Lectio divina — or “holy reading” is a meditative way of reading a passage of scripture. The idea is to read a text slowly, entering deeply into the response to individual words and phrases. One of the strengths of this approach is that it can be used with any passage of scripture, so that it does not depend on the text telling a story. It’s an approach particularly associated with the psalms, but by no means limited to them.
It’s usually easiest to read the passage, then to take a few minutes to enter a deep stillness, perhaps by breathing slowly and deeply or using a mantra. After that preparation, re-read the text, and then read it very slowly, letting as much nourishment as possible from each word or phrase.

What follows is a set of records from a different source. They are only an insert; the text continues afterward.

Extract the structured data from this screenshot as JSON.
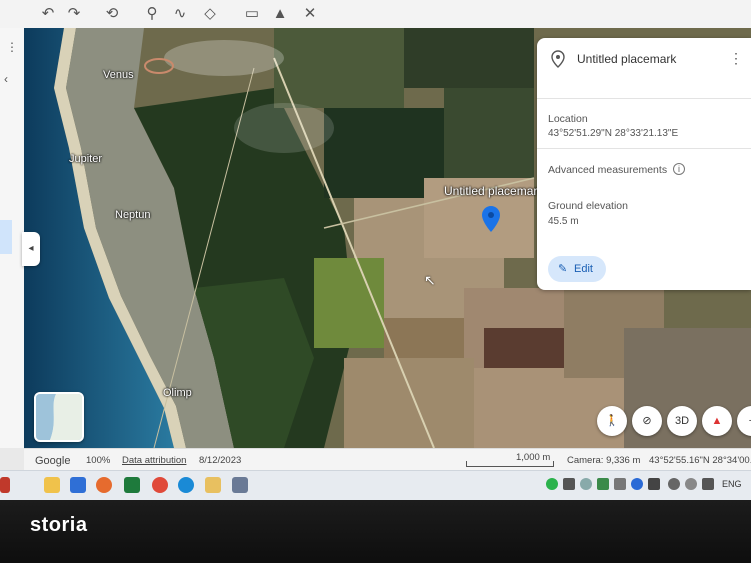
{
  "map": {
    "labels": {
      "venus": "Venus",
      "jupiter": "Jupiter",
      "neptun": "Neptun",
      "olimp": "Olimp",
      "placemark": "Untitled placemark"
    }
  },
  "panel": {
    "title": "Untitled placemark",
    "location_label": "Location",
    "location_value": "43°52'51.29\"N 28°33'21.13\"E",
    "advanced_label": "Advanced measurements",
    "elevation_label": "Ground elevation",
    "elevation_value": "45.5 m",
    "edit_label": "Edit"
  },
  "controls": {
    "three_d": "3D"
  },
  "status": {
    "google": "Google",
    "zoom": "100%",
    "attribution": "Data attribution",
    "date": "8/12/2023",
    "scale": "1,000 m",
    "camera": "Camera: 9,336 m",
    "coords": "43°52'55.16\"N 28°34'00.0"
  },
  "taskbar": {
    "lang": "ENG"
  },
  "watermark": {
    "text": "storia"
  },
  "colors": {
    "accent": "#1a73e8",
    "edit_bg": "#d6e7fb"
  }
}
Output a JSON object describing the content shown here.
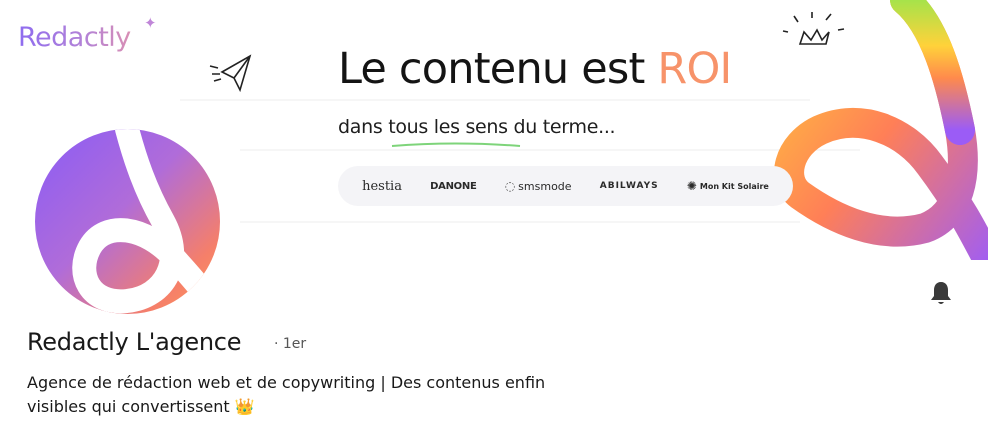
{
  "banner": {
    "brand": "Redactly",
    "headline_main": "Le contenu est ",
    "headline_accent": "ROI",
    "subline_before": "dans ",
    "subline_underlined": "tous les sens",
    "subline_after": " du terme...",
    "partners": [
      "hestia",
      "DANONE",
      "smsmode",
      "ABILWAYS",
      "Mon Kit Solaire"
    ],
    "colors": {
      "accent": "#f7936a",
      "purple": "#8a5cf6",
      "orange": "#ff9a55"
    }
  },
  "profile": {
    "name": "Redactly L'agence",
    "degree": "· 1er",
    "tagline_line1": "Agence de rédaction web et de copywriting | Des contenus enfin",
    "tagline_line2": "visibles qui convertissent",
    "tagline_emoji": "👑"
  },
  "actions": {
    "notification_icon": "bell-icon"
  }
}
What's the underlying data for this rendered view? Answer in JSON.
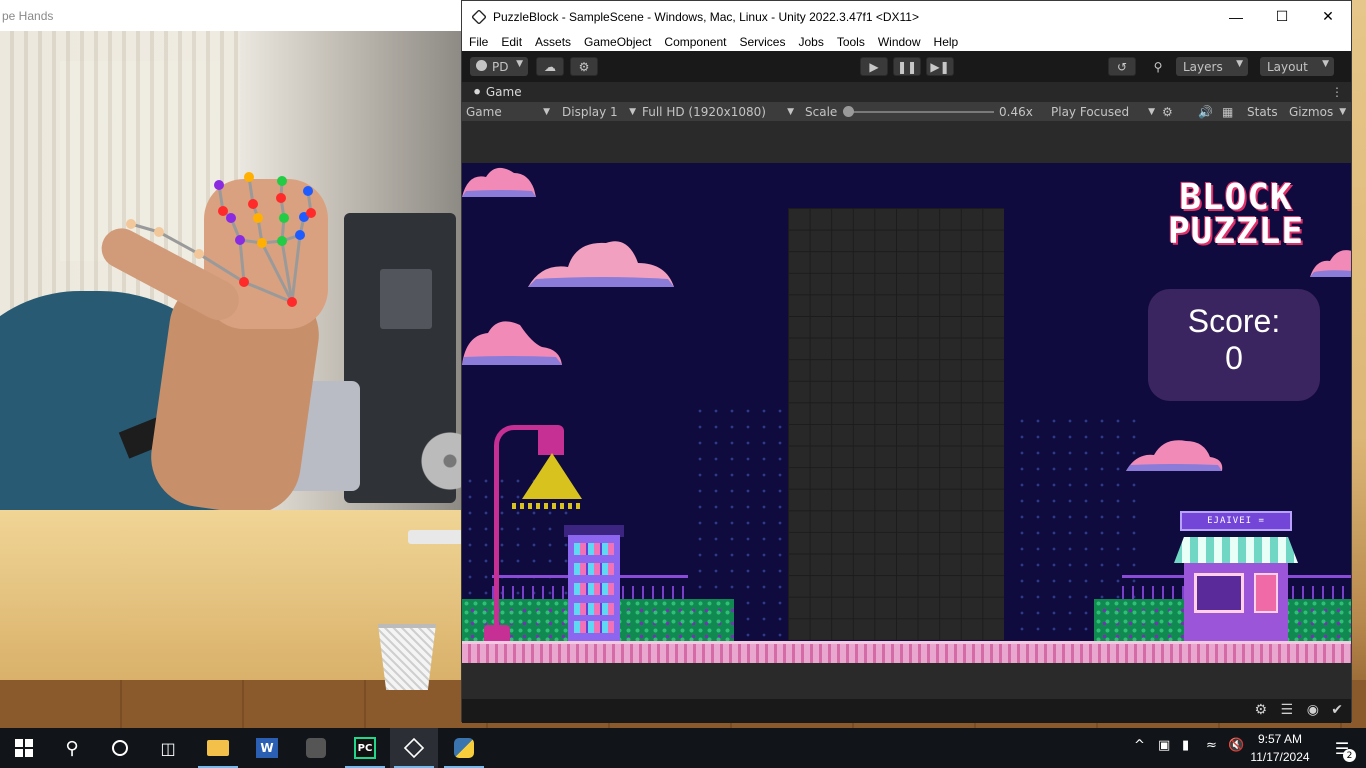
{
  "camera_window": {
    "title": "pe Hands"
  },
  "unity": {
    "title": "PuzzleBlock - SampleScene - Windows, Mac, Linux - Unity 2022.3.47f1 <DX11>",
    "menu": [
      "File",
      "Edit",
      "Assets",
      "GameObject",
      "Component",
      "Services",
      "Jobs",
      "Tools",
      "Window",
      "Help"
    ],
    "toolbar": {
      "account": "PD",
      "layers": "Layers",
      "layout": "Layout"
    },
    "tab": "Game",
    "gamebar": {
      "view": "Game",
      "display": "Display 1",
      "resolution": "Full HD (1920x1080)",
      "scale_label": "Scale",
      "scale_value": "0.46x",
      "play_mode": "Play Focused",
      "stats": "Stats",
      "gizmos": "Gizmos"
    },
    "scale_fraction": 0.0
  },
  "game": {
    "title_line1": "BLOCK",
    "title_line2": "PUZZLE",
    "score_label": "Score:",
    "score_value": "0",
    "shop_sign": "EJAIVEI ="
  },
  "taskbar": {
    "time": "9:57 AM",
    "date": "11/17/2024",
    "notifications": "2"
  },
  "colors": {
    "game_background": "#0f0b3f",
    "board": "#282828",
    "score_panel": "#3b2560",
    "title_accent": "#e0306a"
  }
}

Sometimes the end result is to enter into a deep stillness, but more often something happens in the actual responses to the words. If a train of thought is unlocked by a particular word, it is usually worth following it. If the end result is that the whole prayer time is taken up with only part of the reading, this is fine: it is always possible to return to the passage later. At the end of the prayer period it’s helpful to look back over what has happened, and ask how this relates to other things happening in other parts of life, perhaps letting this take the form of a conversation with God.
One helpful summary of Lectio divina is to think of it in four steps: reading, pondering, stillness, and conversation with God.
In the background is an idea going back to the early days of monasticism, when few monks could read. Meditare originally meant “to memorise” and there was a tradition of people being given a word or phrase to remember and be with as they prayed or went about their work, returning to one of the monastics who could read when they were ready to move on.
There is a close parallel between this and the sense of letting the Word speak which lies at the heart of a Reformed approach to preaching, but it is worth resisting the urge to go too far down this path so that lectio divina is reduced to a pathway to sermons. Part of its richness lies in the little drops of nourishment in the fragments as they pass by, which need to be not complete in order to keep the openness for what might come next.